While Bernstein says that she was inspired by those original members of the “Mango Gang,” she adds that her Jewish/Argentine heritage has also influenced her cooking. “I don’t know how to start a soup without making a sofrito first,” Bernstein said. “That’s how I was raised, but it is also how I taught my cooks, and my cooks are now chefs teaching their cooks, and it’s just instilled in them. And let’s face it, half of the cooks in the kitchens are Latin, whether they’re the chefs or the prep cooks. All of their hands influence everybody’s food.”

Bernstein said her first cooking mentor was her mother. “Mom made, every week, a puchero, a chicken soup that you make in five different pots, with sweetbreads and beef in one, cabbage and vegetables in another, a whole chicken in another…and then you eat all the protein, and then you drink the broth with the vegetables.
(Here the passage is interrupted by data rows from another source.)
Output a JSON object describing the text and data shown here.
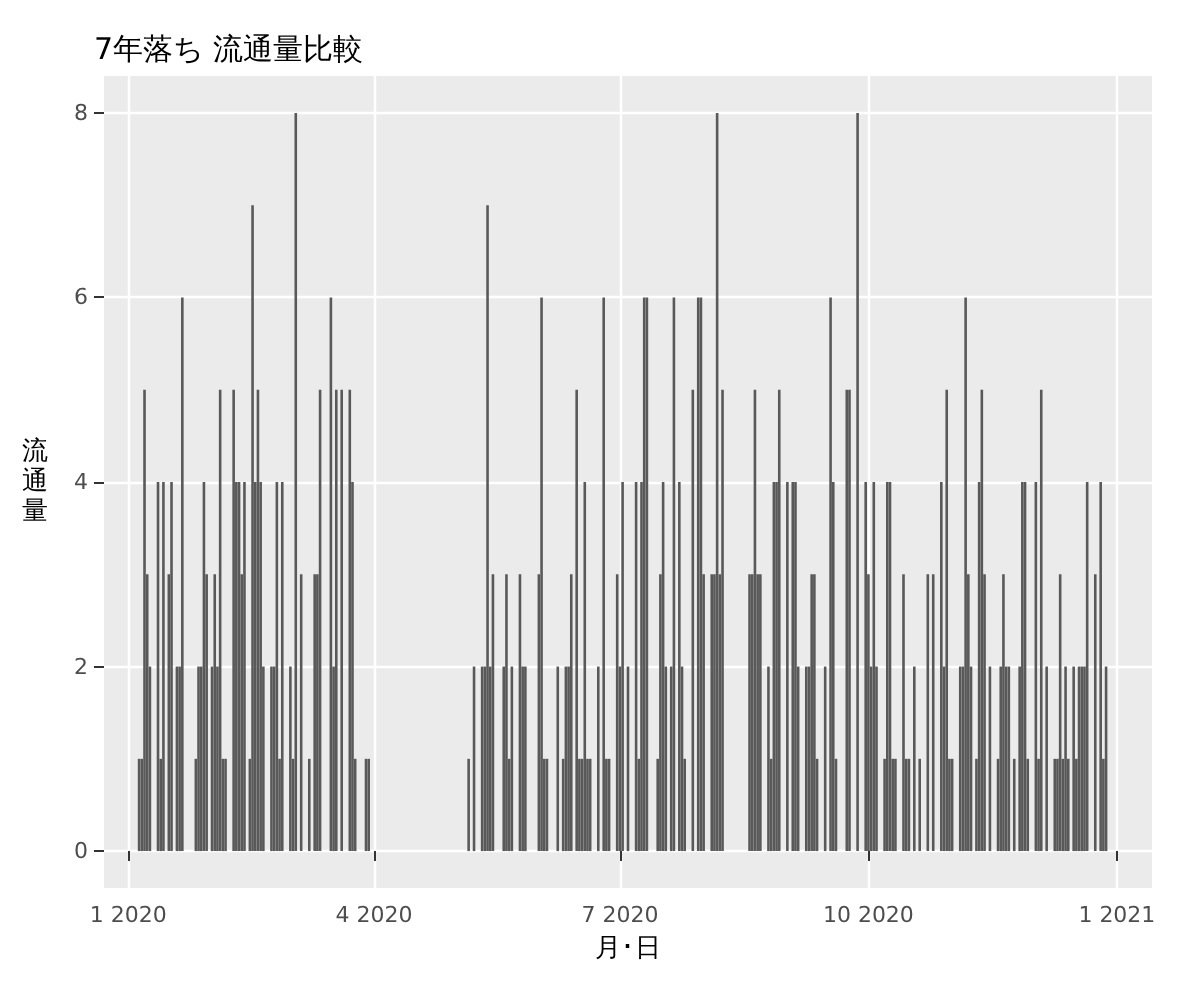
{
  "chart_data": {
    "type": "bar",
    "title": "7年落ち 流通量比較",
    "xlabel": "月･日",
    "ylabel": "流通量",
    "color": "#595959",
    "grid": true,
    "x": [
      "2020-01-05",
      "2020-01-06",
      "2020-01-07",
      "2020-01-08",
      "2020-01-09",
      "2020-01-12",
      "2020-01-13",
      "2020-01-14",
      "2020-01-16",
      "2020-01-17",
      "2020-01-19",
      "2020-01-20",
      "2020-01-21",
      "2020-01-26",
      "2020-01-27",
      "2020-01-28",
      "2020-01-29",
      "2020-01-30",
      "2020-02-01",
      "2020-02-02",
      "2020-02-03",
      "2020-02-04",
      "2020-02-05",
      "2020-02-06",
      "2020-02-09",
      "2020-02-10",
      "2020-02-11",
      "2020-02-12",
      "2020-02-13",
      "2020-02-15",
      "2020-02-16",
      "2020-02-17",
      "2020-02-18",
      "2020-02-19",
      "2020-02-20",
      "2020-02-23",
      "2020-02-24",
      "2020-02-25",
      "2020-02-26",
      "2020-02-27",
      "2020-03-01",
      "2020-03-02",
      "2020-03-03",
      "2020-03-05",
      "2020-03-08",
      "2020-03-10",
      "2020-03-11",
      "2020-03-12",
      "2020-03-16",
      "2020-03-17",
      "2020-03-18",
      "2020-03-20",
      "2020-03-23",
      "2020-03-24",
      "2020-03-25",
      "2020-03-29",
      "2020-03-30",
      "2020-05-06",
      "2020-05-08",
      "2020-05-11",
      "2020-05-12",
      "2020-05-13",
      "2020-05-14",
      "2020-05-15",
      "2020-05-19",
      "2020-05-20",
      "2020-05-21",
      "2020-05-22",
      "2020-05-25",
      "2020-05-26",
      "2020-05-27",
      "2020-06-01",
      "2020-06-02",
      "2020-06-03",
      "2020-06-04",
      "2020-06-08",
      "2020-06-10",
      "2020-06-11",
      "2020-06-12",
      "2020-06-13",
      "2020-06-15",
      "2020-06-16",
      "2020-06-17",
      "2020-06-18",
      "2020-06-19",
      "2020-06-20",
      "2020-06-23",
      "2020-06-25",
      "2020-06-26",
      "2020-06-27",
      "2020-06-30",
      "2020-07-01",
      "2020-07-02",
      "2020-07-04",
      "2020-07-07",
      "2020-07-08",
      "2020-07-09",
      "2020-07-10",
      "2020-07-11",
      "2020-07-15",
      "2020-07-16",
      "2020-07-17",
      "2020-07-18",
      "2020-07-20",
      "2020-07-21",
      "2020-07-23",
      "2020-07-24",
      "2020-07-25",
      "2020-07-28",
      "2020-07-30",
      "2020-07-31",
      "2020-08-01",
      "2020-08-04",
      "2020-08-05",
      "2020-08-06",
      "2020-08-07",
      "2020-08-08",
      "2020-08-18",
      "2020-08-19",
      "2020-08-20",
      "2020-08-21",
      "2020-08-22",
      "2020-08-25",
      "2020-08-26",
      "2020-08-27",
      "2020-08-28",
      "2020-08-29",
      "2020-09-01",
      "2020-09-03",
      "2020-09-04",
      "2020-09-05",
      "2020-09-08",
      "2020-09-09",
      "2020-09-10",
      "2020-09-11",
      "2020-09-12",
      "2020-09-15",
      "2020-09-17",
      "2020-09-18",
      "2020-09-19",
      "2020-09-23",
      "2020-09-24",
      "2020-09-27",
      "2020-09-30",
      "2020-10-01",
      "2020-10-02",
      "2020-10-03",
      "2020-10-04",
      "2020-10-07",
      "2020-10-08",
      "2020-10-09",
      "2020-10-10",
      "2020-10-11",
      "2020-10-14",
      "2020-10-15",
      "2020-10-16",
      "2020-10-18",
      "2020-10-20",
      "2020-10-23",
      "2020-10-25",
      "2020-10-28",
      "2020-10-29",
      "2020-10-30",
      "2020-10-31",
      "2020-11-01",
      "2020-11-04",
      "2020-11-05",
      "2020-11-06",
      "2020-11-07",
      "2020-11-08",
      "2020-11-10",
      "2020-11-11",
      "2020-11-12",
      "2020-11-13",
      "2020-11-15",
      "2020-11-18",
      "2020-11-19",
      "2020-11-20",
      "2020-11-21",
      "2020-11-22",
      "2020-11-24",
      "2020-11-26",
      "2020-11-27",
      "2020-11-28",
      "2020-11-29",
      "2020-12-02",
      "2020-12-03",
      "2020-12-04",
      "2020-12-06",
      "2020-12-09",
      "2020-12-10",
      "2020-12-11",
      "2020-12-12",
      "2020-12-13",
      "2020-12-14",
      "2020-12-16",
      "2020-12-17",
      "2020-12-18",
      "2020-12-19",
      "2020-12-20",
      "2020-12-21",
      "2020-12-24",
      "2020-12-26",
      "2020-12-27",
      "2020-12-28"
    ],
    "values": [
      1,
      1,
      5,
      3,
      2,
      4,
      1,
      4,
      3,
      4,
      2,
      2,
      6,
      1,
      2,
      2,
      4,
      3,
      2,
      3,
      2,
      5,
      1,
      1,
      5,
      4,
      4,
      3,
      4,
      1,
      7,
      4,
      5,
      4,
      2,
      2,
      2,
      4,
      1,
      4,
      2,
      1,
      8,
      3,
      1,
      3,
      3,
      5,
      6,
      2,
      5,
      5,
      5,
      4,
      1,
      1,
      1,
      1,
      2,
      2,
      2,
      7,
      2,
      3,
      2,
      3,
      1,
      2,
      3,
      2,
      2,
      3,
      6,
      1,
      1,
      2,
      1,
      2,
      2,
      3,
      5,
      1,
      1,
      4,
      1,
      1,
      2,
      6,
      1,
      1,
      3,
      2,
      4,
      2,
      4,
      1,
      4,
      6,
      6,
      1,
      3,
      4,
      2,
      2,
      6,
      4,
      2,
      1,
      5,
      6,
      6,
      3,
      3,
      3,
      8,
      3,
      5,
      3,
      3,
      5,
      3,
      3,
      2,
      1,
      4,
      4,
      5,
      4,
      4,
      4,
      2,
      2,
      2,
      3,
      3,
      1,
      2,
      6,
      4,
      1,
      5,
      5,
      8,
      4,
      3,
      2,
      4,
      2,
      1,
      4,
      4,
      1,
      1,
      3,
      1,
      1,
      2,
      1,
      3,
      3,
      4,
      2,
      5,
      1,
      1,
      2,
      2,
      6,
      3,
      2,
      1,
      4,
      5,
      3,
      2,
      1,
      2,
      3,
      2,
      2,
      1,
      2,
      4,
      4,
      1,
      4,
      1,
      5,
      2,
      1,
      1,
      3,
      1,
      2,
      1,
      2,
      1,
      2,
      2,
      2,
      4,
      3,
      4,
      1,
      2
    ],
    "xlim": [
      "2019-12-23",
      "2021-01-14"
    ],
    "xticks": [
      {
        "value": "2020-01-01",
        "label": "1 2020"
      },
      {
        "value": "2020-04-01",
        "label": "4 2020"
      },
      {
        "value": "2020-07-01",
        "label": "7 2020"
      },
      {
        "value": "2020-10-01",
        "label": "10 2020"
      },
      {
        "value": "2021-01-01",
        "label": "1 2021"
      }
    ],
    "ylim": [
      -0.4,
      8.4
    ],
    "yticks": [
      0,
      2,
      4,
      6,
      8
    ]
  }
}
It’s really delicious.”  

Though she started cooking at the age of 4, she originally followed a different career path, setting out as a young student to become a dancer. “My biggest problem, I think, was that I was supposed to be starving myself,” Bernstein said. “And so, once I realized that, the dancing ended.” She ended up following her heart and majoring in nutrition in college.

“I think I did it because I loved the food so much, but I didn’t realize that I could actually be a chef,” she said. “Let’s face it, you didn’t hear about Alice Waters down here back then. And you didn’t hear about any women, really, that were in kitchens. All I knew was that you had to be French and you had to be kind of big and strong. I know it was ignorant, but what did I know? I was a Jewish kid from Miami.” From there, she enrolled in culinary school, and, as she said, “That was it. I never looked back.”

Today, Bernstein, mother of a 2 year-old, continues to look ahead in the culinary world. “I have four huge plans coming up…. But I’m not allowed to talk about any of them now,” she said, coyly. “But things are getting crazy. I always told everyone, once I put my son in school, get ready to see what I’m doing next. He just started Montessori, so mom is getting back to work.”